When Chota Don (played by Rajpal Yadav) says “Kisne kiya hain ungli. Kaun hain humare beech main Sourav Ganguly” (Who has betrayed us? Which among us is Sourav Ganguly) in “Partner” there was a moment when I thought, looking at the semantic association between Ganguly and “traitor”, that the staffers at a certain cricket-themed “info” website had collaborated in the script of David Dhawan’s latest flick.
Not that any help was needed because Dhawan is firmly in control in “Partner”. Reunited with long-lost muse Govinda, he belts out his best work in recent times—-a throwback to his salad days in the 90s but still quite a bit short of the sublime genius of “Haseena Maan Jayegi” or the genre-defining “Raja Babu”.
When analyzing the phenomenon of Dhawanism, it is futile to take into account plot originality, logic and character development just as it is useless to consider Shilpa Shetty’s intellect or Laloo Yadav’s honesty when it comes to judging their place in history. And that is because the greatness of Dhawan’s creations can be measured only by the craziness you can remember, long after you have forgotten the movie name.
So for me, Govinda’s multicoloured dresses , buxom women in white saris shaking their posteriors, Anupam Kher in a Hitler moustache yelling Aoooyaaaaa as he is wracked by lust, Shakti Kapoor (picture of Shakti Kapoor to the left looking like a cross between Hitler, Gandhi and Mother Teresa) saying “Lajababu tho gya” while manipulating his chaddi, Govinda in drag essaying the role of the legendary Bruce Lee ki behen Choos Lee, an introduction on the lines of “Yeh aap ke honewale pati ke ho chuke bacchein hain” to a bride-to-be represent the pinnacles of Dhawanism, as these unconnected disparate fragments of shadows and light culled from multiple celluloid creations have, just like the two lizards I once saw fornicating on the wall, burnt their images into my mind, allowing me to, in moments of sadness, to reflect and have a quiet chuckle to myself.
This is precisely where “Partner” loses out because despite snappy dialogues, Govinda’s “give-it-all” performance complete with baby-stepping and the classic dance moves executed with a pristine smoothness that belies his sperm-whale-washed-ashore look, there will not be any moments from “Partner” that will join the primordial soup of eternal Dhawan memories, at least for me.
The reason for that is perhaps that David Dhawan’s style of movie-making has changed dramatically over the years. Not all the change is for the bad of course—the misogynistic, polygamy-endorsing chauvinism of “Gharwaali Baharwali” has been replaced by a sensitivity towards single mothers in “Partner” (a change I presume dictated by the political correctness of the target demographic more than anything else).

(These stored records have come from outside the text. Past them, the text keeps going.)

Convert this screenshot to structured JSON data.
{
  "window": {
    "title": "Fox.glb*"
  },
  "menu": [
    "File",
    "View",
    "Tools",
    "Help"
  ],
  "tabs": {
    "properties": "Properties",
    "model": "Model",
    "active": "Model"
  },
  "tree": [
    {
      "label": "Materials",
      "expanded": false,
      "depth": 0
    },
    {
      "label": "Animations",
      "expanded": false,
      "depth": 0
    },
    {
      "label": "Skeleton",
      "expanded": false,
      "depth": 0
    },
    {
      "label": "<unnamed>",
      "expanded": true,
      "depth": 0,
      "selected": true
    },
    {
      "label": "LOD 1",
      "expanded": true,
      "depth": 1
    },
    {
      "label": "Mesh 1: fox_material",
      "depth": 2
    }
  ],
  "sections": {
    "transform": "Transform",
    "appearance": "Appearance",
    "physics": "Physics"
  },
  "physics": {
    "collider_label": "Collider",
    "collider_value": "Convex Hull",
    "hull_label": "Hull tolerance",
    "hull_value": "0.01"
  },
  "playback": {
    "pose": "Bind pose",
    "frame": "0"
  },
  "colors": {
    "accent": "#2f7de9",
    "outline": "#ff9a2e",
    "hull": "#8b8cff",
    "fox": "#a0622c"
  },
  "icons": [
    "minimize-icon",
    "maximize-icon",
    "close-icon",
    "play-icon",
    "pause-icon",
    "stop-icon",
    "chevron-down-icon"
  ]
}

In the process of sanitization however, Dhawan sadly KaranJoharizes himself—displaying a proclivity for spectacular foreign locales, songs with an “international feel” (Spanish, reggae, hiphop) and over- mature kids who need a tight slap or two, along with a corresponding abnegation of the classic (often crass) signature double entrendes and the subaltern environs where “Ram Narayan baja bajata” while doing “thumkas” and people for whom “mehenat mera jeewan” used to breathe. In the process, David Dhawan abandons the milleau he is most comfortable in and blunted the “crass” edge demented people like me so adored.
So when one of the character says “Main Laila laila karke maila thaila leke ghum raha hoon” in “Partner”, I could not help but think how David Dhawan in the 90s would have possibly made this into “Main Laila laila karke maila ho raha hoon” or something on those lines.

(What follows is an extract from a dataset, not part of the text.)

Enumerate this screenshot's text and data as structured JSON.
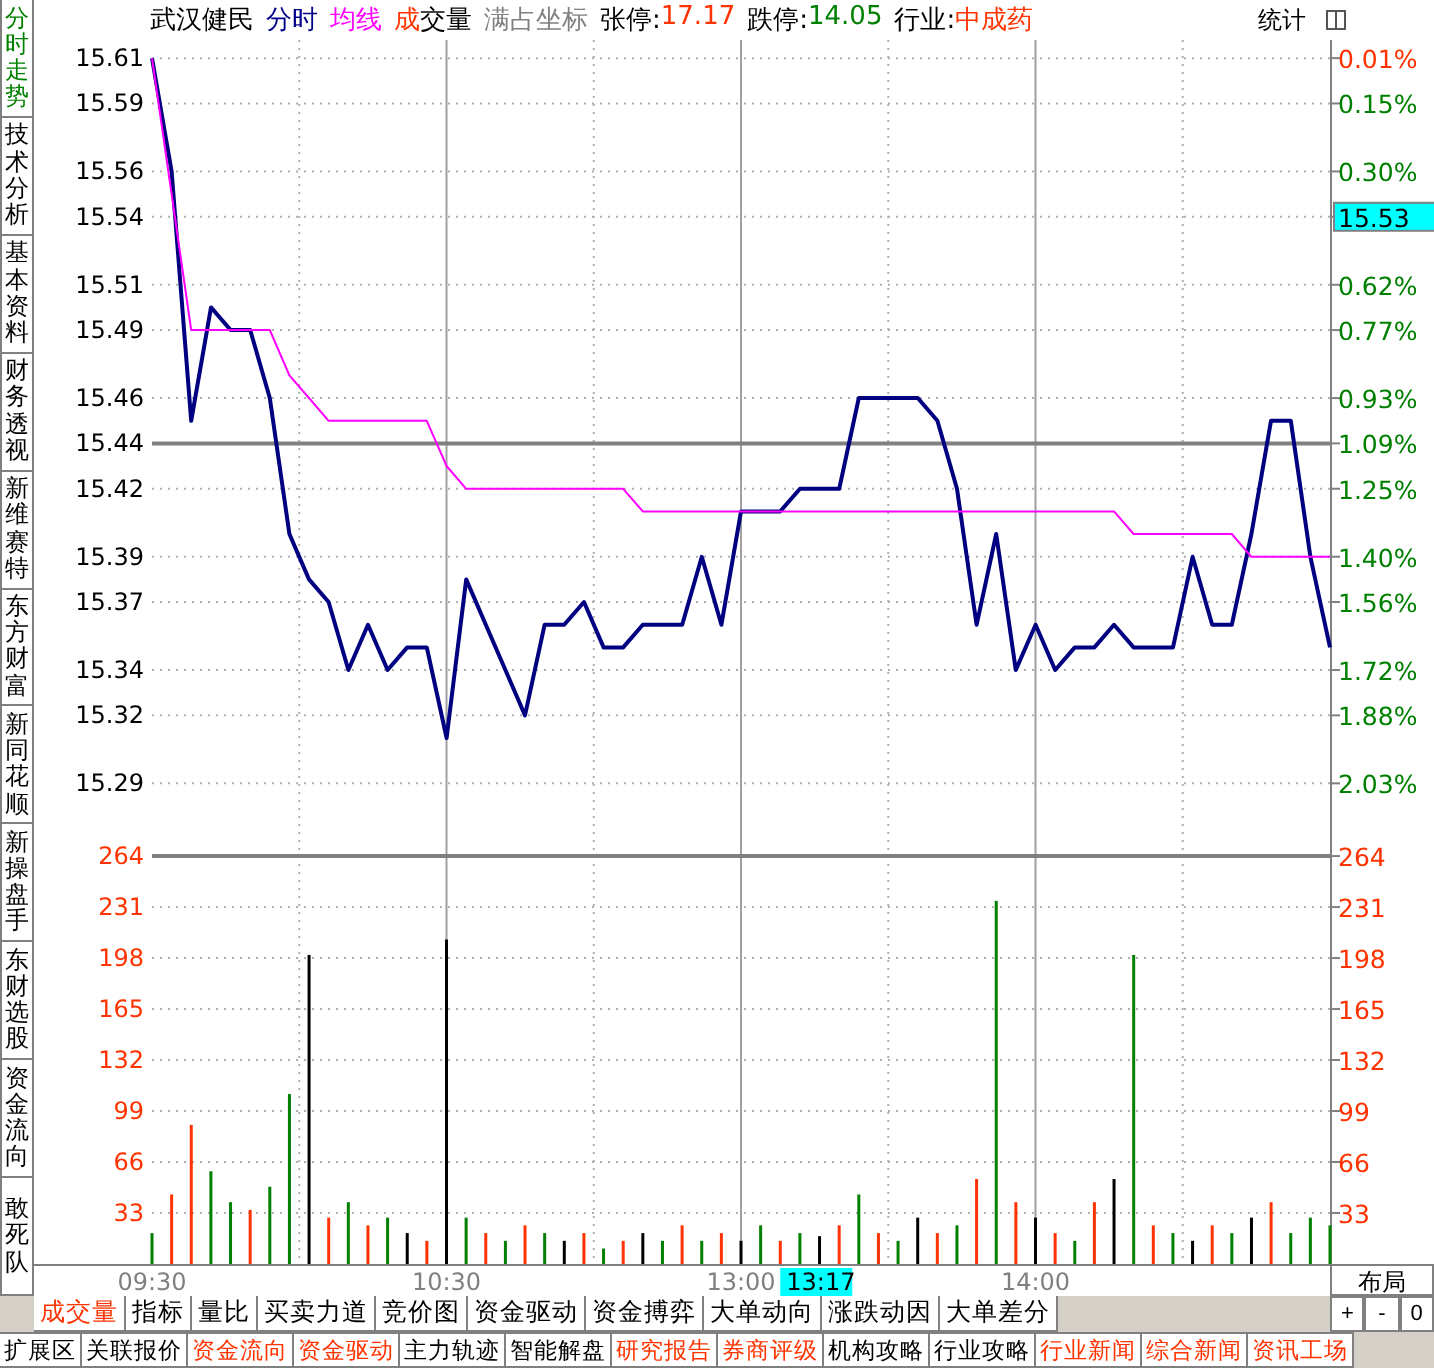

As a concomitant of this new approach, Dhawan jettisons the side characters and bit players that made his creations memorable—the Shakti Kapoors, the Kader Khans, the Aruna Iranis, the Anupam Khers and the Johnny Levers who were as much a part of the Dhawan kaleidoscope of madness as Govinda himself have made way to the anatomically correct and suitably plastic Deepsikha. What a let-down. And lest I forget, the “Maria Maria” type songs, introduced to make David Dhawan “upmarket”, are an insult to the glorious traditions of “Teri naani maari to main kya karoon” , “Kiya pompom ka ishara mujhe badnaam kiya na” and “Baare kam ka bandar, naache to Jitender”which, no matter what you think of their lyrical qualities, are memorable, unlike the Partner title track.
Of course David Dhawan is aware of this change. In what I felt was the best scene of the whole movie, the Govinda character is seen dancing, flaying his arms and legs rustically, to the tune of “Sarkailo Khatiya”(changed to “Sarkailo Takiya”) when his love guru Salman Khan tells him that all this is now passe and unleashes the minimalist dance moves of “Chill Chill just chill” to show how “cool” is defined today, getting into an argument with Govinda on the difference between vulgarity and style.
Maybe I could be over-interpreting it, but this was in a way David Dhawan’s “explanation” to his fans for his metamorphosis.
We shall always have “Nandu sab ka bandu” and the “Oui amma oui amma kya karta hain”-s.